L'attaque est la meilleure défense. France proposes a smartphones tax.

However, as we all know, literally to our own cost, more often than not most of the money raised from "special" taxes to fund a particular sector or project eventually finds its way into the general national exchequer to be appropriated to pay for something entirely different. There is no guarantee that, in the long term, this scheme (like income tax) would be any different.

On the one-hand a proposed new tax on so-called "Internet-compatible devices" (and there's a handy catch-all phrase just ripe for further exploitation a bit further down the road) smacks of political expediency and opportunism in a time of austerity.

On the other hand, the levy would target the likes Amazon, Apple and Google, tax avoiders extraordinaire, who wriggle and write, posture and prevaricate about paying tax self-evidently due in the geographies where the applicable sales take place whilst doing all they can to shelter their earnings in tax havens.
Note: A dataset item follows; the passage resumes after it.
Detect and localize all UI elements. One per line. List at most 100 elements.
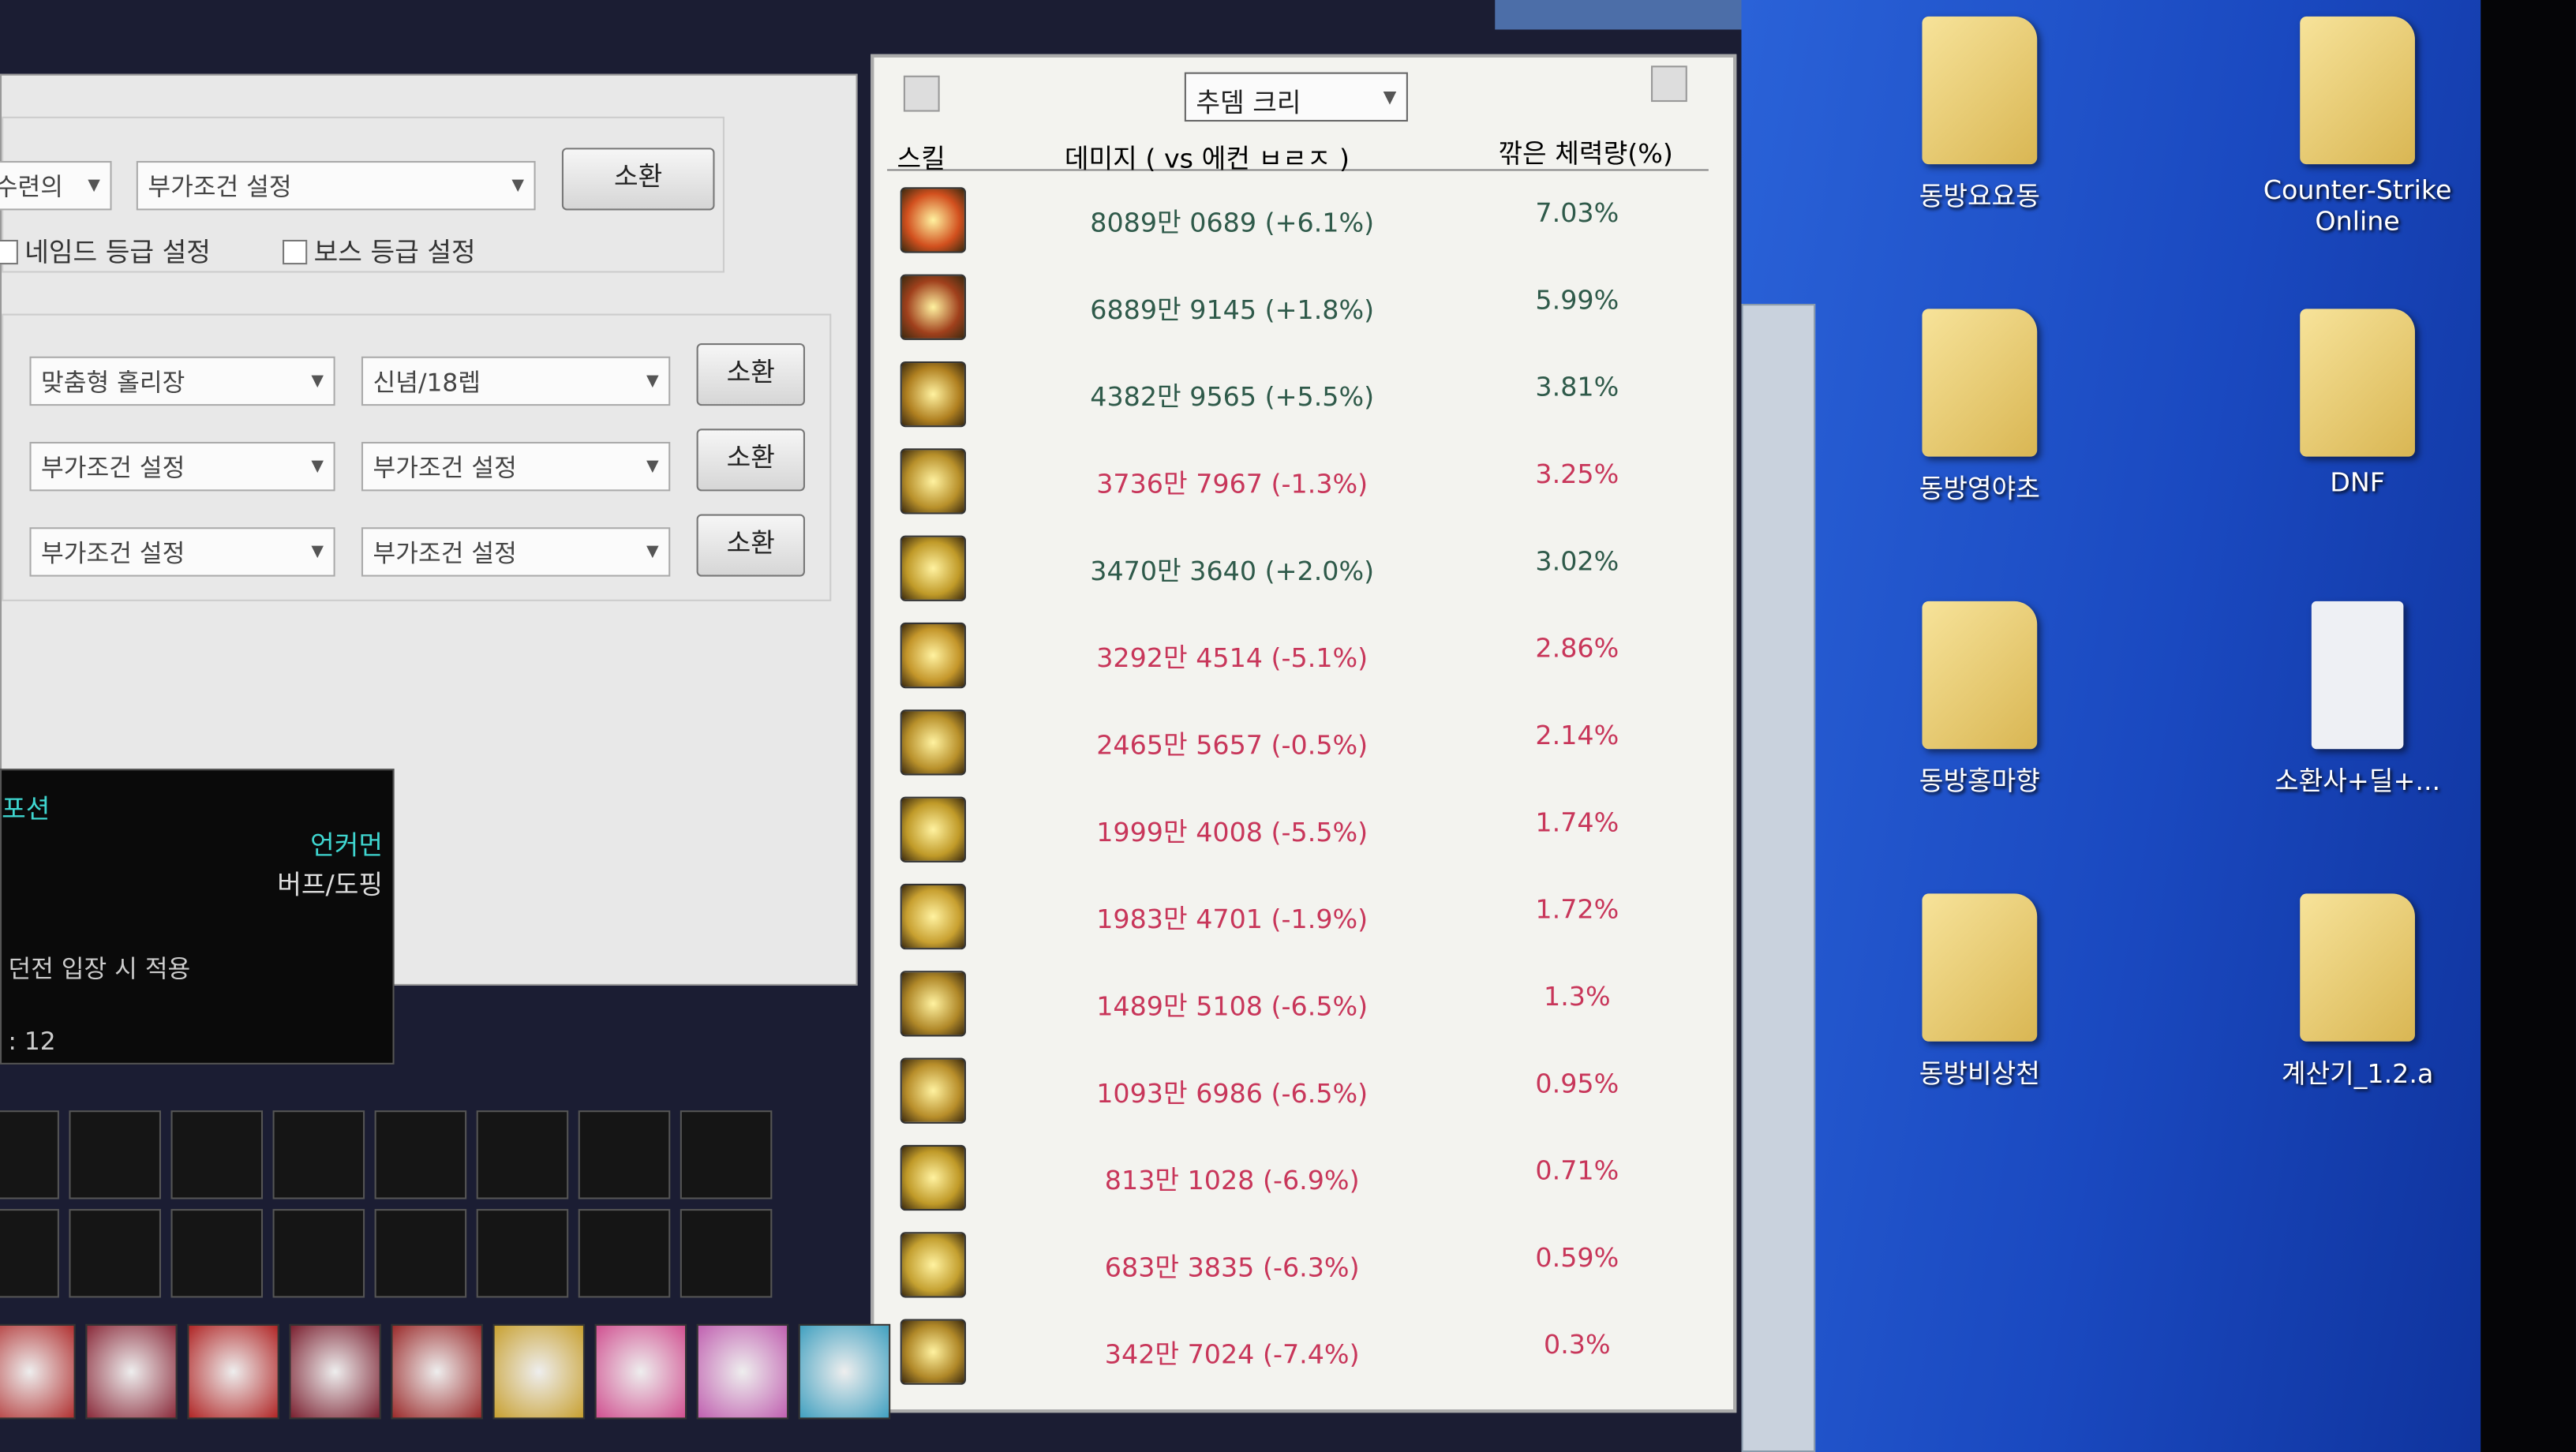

Many would like to see these scheming behemoths cut down to size and be made to pay their fair share.

At first sight, the French proposal might seem to fly directly in the face of the rules of the European Union but, like the UK (and other member states, France enjoys a get-out of some regulations. For France it is the "cultural exception" a exception,' a policy designed to protects the French cinema, music and other "creative sectors", against the untoward imported dominance of foreign cultural competion. In practice this generally means US films and British and Asian music and videos.

A government spokesperson said that consultations will be held with "leading figures of the cultural sector" before any final decision is made.